Things shifted by degrees in the years to follow, after my parents separated, after my sister stopped coming home, after my grandmother passed away, and when I started dividing time between my biological family and my best friend’s family that lived down the street, and then, for a few ill-advised Thanksgivings, making the split three ways between those two households and family of my girlfriend at the time--the most memorable incident of which culminated in me vomiting in the backyard at home (the result of a combination of over-eating and a few too many glasses of smooth orange-infused vodka), only to go inside and dine on the third and final feast with my old man.

New traditions came and went. Three years of starting the day volunteering at a soup kitchen, five years of not going home, but rather traveling to be with a larger swath of family--reconnecting with them all after years of little contact.

Then I moved to Oregon to go to grad school.

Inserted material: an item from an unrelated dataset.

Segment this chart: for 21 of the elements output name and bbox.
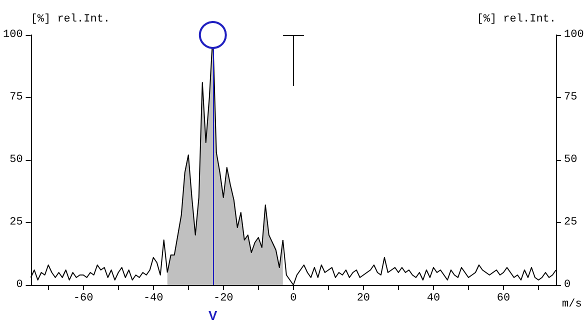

I held out hope about returning to the east coast for Turkey Day, but as the holiday loomed it became apparent that between my teaching schedule and the cost of flights, the best I could realistically hope to do would be to touch ground on the east coast in the late afternoon Thanksgiving day, only to have to fly out again in the early morning a couple days later. I couldn’t justify it.

Heather was already more accustomed to Thanksgivings away, having moved to the west coast about a decade earlier, and rarely if ever made it back to family for the holiday.

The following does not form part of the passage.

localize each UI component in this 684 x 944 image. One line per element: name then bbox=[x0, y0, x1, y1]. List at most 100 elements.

For our first Thanksgiving together, we made our own feast.

We had our first experience baking a turkey--an eight-pounder we knew would afford generous left-overs. To be fair, Heather took on the overwhelming majority of planning, preparation, and execution of the cooking process, though I was able to assume roles I never had before of reaching a hand into the still partially frozen bird to rip out its innards, and later carving the cooked bird into different servings.

Over the course of the day, we played a constant stream of Muppet films, working our way from The Muppet Movie to the The Great Muppet Caper to The Muppets Take Manhattan to arrive that evening at A Muppet Christmas Carol which, like all Christmas movies, I’m adamant is only permissible between the period after Thanksgiving dinner and before December 26 of each year.

We sang along to the Muppet songs as they played on TV and mashed regular and sweet potatoes. Made two forms of stuffing, each from a box, but hers gluten-free. Drank Chardonnay and made passing efforts at washing dishes and pans as we went.

And though I made phone calls to relatives and friends on the opposite side of the country, I was surprised at how few times I caught myself missing them. It occurred to me, albeit in a trite sense, how much I had to be thankful for in my life before that Thanksgiving, and perhaps all the more importantly, how much I had to be thankful for in that very moment.

So I ate and drank too much, then snuggled with Heather on the couch for another movie. I recognized that for all of these changes, if I were lucky, some of these late-November feelings might never leave me.